Rebecca nodded, got the water out of the refrigerator, and retrieved an electric kettle from one of the kitchen cabinets. She didn’t have to ask Tom where to get it. In another life, Tom, Kelly, and Rebecca had been friends, so it was no surprise that she knew where to find the kettle and Kelly’s substantial collection of teas.

Rebecca had an apple-shaped figure, an unruly nest of dark, wavy hair, and a pretty face, which Tom could not recall ever looking so concerned.

“Does it feel strange to move back into your old home?” Rebecca asked as she filled the kettle with bottled water.

“Everything about this feels strange,” Tom said. “Ten years ago I got divorced and moved out. Jill was just six.
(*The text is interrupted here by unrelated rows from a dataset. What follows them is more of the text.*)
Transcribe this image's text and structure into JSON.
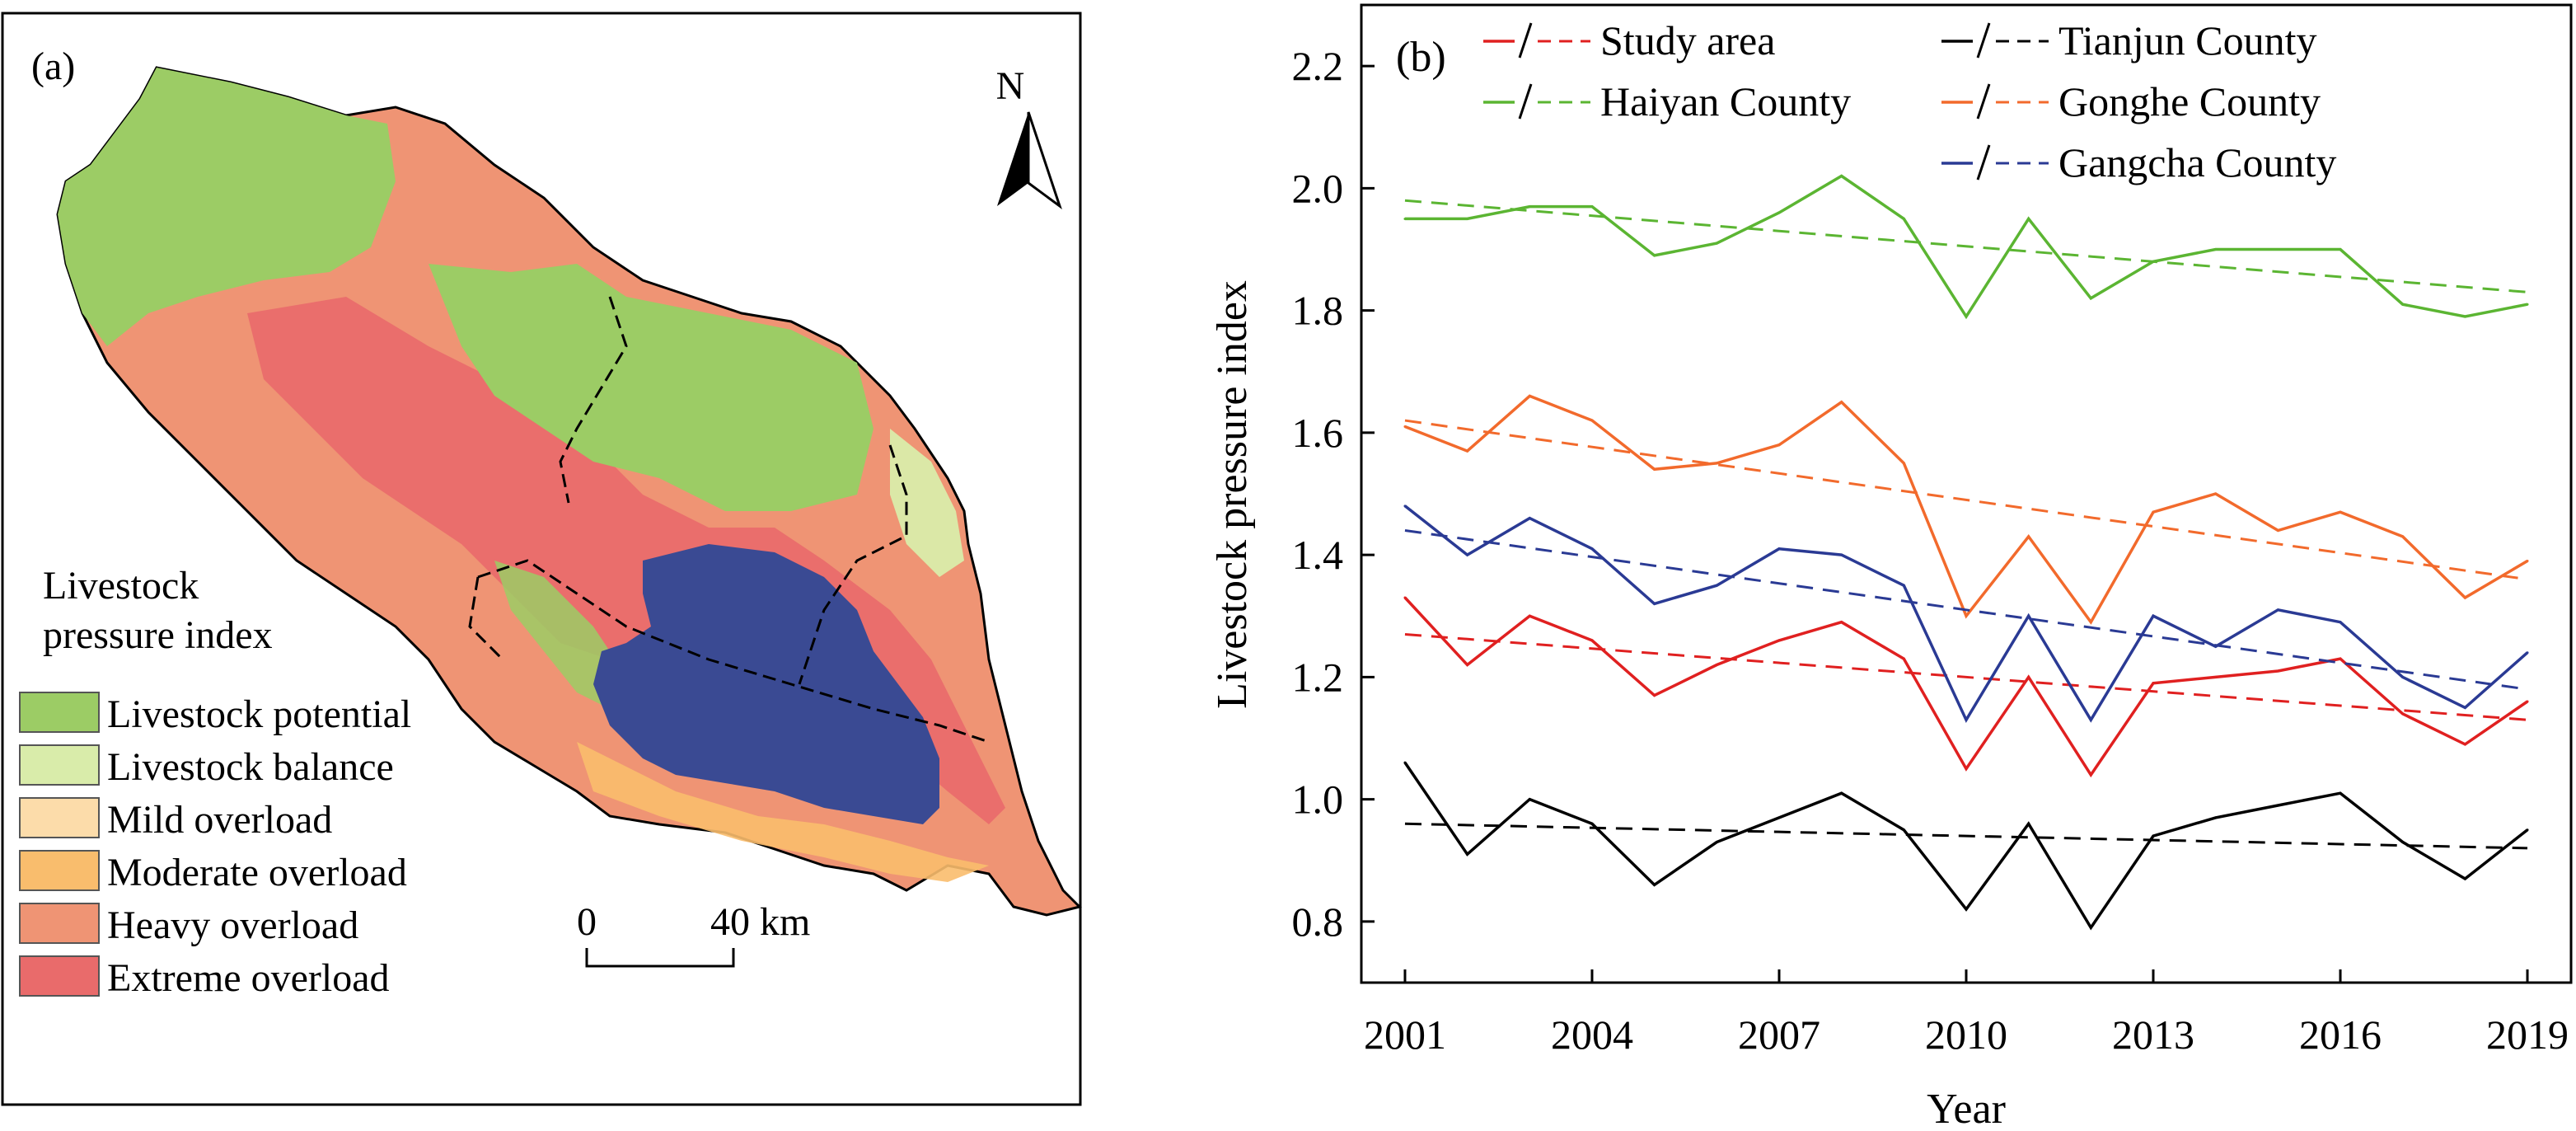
{
  "map_panel": {
    "panel_label": "(a)",
    "north_label": "N",
    "legend_title_line1": "Livestock",
    "legend_title_line2": "pressure index",
    "legend_items": [
      {
        "label": "Livestock potential",
        "color": "#9ccc65"
      },
      {
        "label": "Livestock balance",
        "color": "#d9ecaa"
      },
      {
        "label": "Mild overload",
        "color": "#fcdcaa"
      },
      {
        "label": "Moderate overload",
        "color": "#f9bd6d"
      },
      {
        "label": "Heavy overload",
        "color": "#ef9474"
      },
      {
        "label": "Extreme overload",
        "color": "#e96b6b"
      }
    ],
    "scalebar_start": "0",
    "scalebar_end": "40 km",
    "lake_color": "#3a4a93"
  },
  "chart_data": {
    "type": "line",
    "panel_label": "(b)",
    "xlabel": "Year",
    "ylabel": "Livestock pressure index",
    "xlim": [
      2000.3,
      2019.7
    ],
    "ylim": [
      0.7,
      2.3
    ],
    "x_ticks": [
      2001,
      2004,
      2007,
      2010,
      2013,
      2016,
      2019
    ],
    "y_ticks": [
      0.8,
      1.0,
      1.2,
      1.4,
      1.6,
      1.8,
      2.0,
      2.2
    ],
    "y_tick_labels": [
      "0.8",
      "1.0",
      "1.2",
      "1.4",
      "1.6",
      "1.8",
      "2.0",
      "2.2"
    ],
    "x": [
      2001,
      2002,
      2003,
      2004,
      2005,
      2006,
      2007,
      2008,
      2009,
      2010,
      2011,
      2012,
      2013,
      2014,
      2015,
      2016,
      2017,
      2018,
      2019
    ],
    "series": [
      {
        "name": "Study area",
        "color": "#e02020",
        "values": [
          1.33,
          1.22,
          1.3,
          1.26,
          1.17,
          1.22,
          1.26,
          1.29,
          1.23,
          1.05,
          1.2,
          1.04,
          1.19,
          1.2,
          1.21,
          1.23,
          1.14,
          1.09,
          1.16
        ],
        "trend": [
          1.27,
          1.13
        ]
      },
      {
        "name": "Tianjun County",
        "color": "#000000",
        "values": [
          1.06,
          0.91,
          1.0,
          0.96,
          0.86,
          0.93,
          0.97,
          1.01,
          0.95,
          0.82,
          0.96,
          0.79,
          0.94,
          0.97,
          0.99,
          1.01,
          0.93,
          0.87,
          0.95
        ],
        "trend": [
          0.96,
          0.92
        ]
      },
      {
        "name": "Haiyan County",
        "color": "#5bb532",
        "values": [
          1.95,
          1.95,
          1.97,
          1.97,
          1.89,
          1.91,
          1.96,
          2.02,
          1.95,
          1.79,
          1.95,
          1.82,
          1.88,
          1.9,
          1.9,
          1.9,
          1.81,
          1.79,
          1.81
        ],
        "trend": [
          1.98,
          1.83
        ]
      },
      {
        "name": "Gonghe County",
        "color": "#f26a2c",
        "values": [
          1.61,
          1.57,
          1.66,
          1.62,
          1.54,
          1.55,
          1.58,
          1.65,
          1.55,
          1.3,
          1.43,
          1.29,
          1.47,
          1.5,
          1.44,
          1.47,
          1.43,
          1.33,
          1.39
        ],
        "trend": [
          1.62,
          1.36
        ]
      },
      {
        "name": "Gangcha County",
        "color": "#2a3a94",
        "values": [
          1.48,
          1.4,
          1.46,
          1.41,
          1.32,
          1.35,
          1.41,
          1.4,
          1.35,
          1.13,
          1.3,
          1.13,
          1.3,
          1.25,
          1.31,
          1.29,
          1.2,
          1.15,
          1.24
        ],
        "trend": [
          1.44,
          1.18
        ]
      }
    ],
    "legend_position": "top"
  }
}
Now she’s fifteen, and I’m sleeping in the basement of the house Kelly and I bought together.”

“The basement?”

“Jill’s not ready to touch her mother’s things, and I can’t blame her for that. But I keep on finding things I bought as gifts, or shopped for with Kelly, in just about every room of the house.”

From the living room, Tom heard the familiar whistle of the wall-mounted cuckoo clock announcing the top of the hour with seven quick tweets. Tom had first laid eyes on that wooden cuckoo clock from the Black Forest region of Germany when he opened the crate of knickknacks Kelly had asked him to bring home for her from Wiesbaden.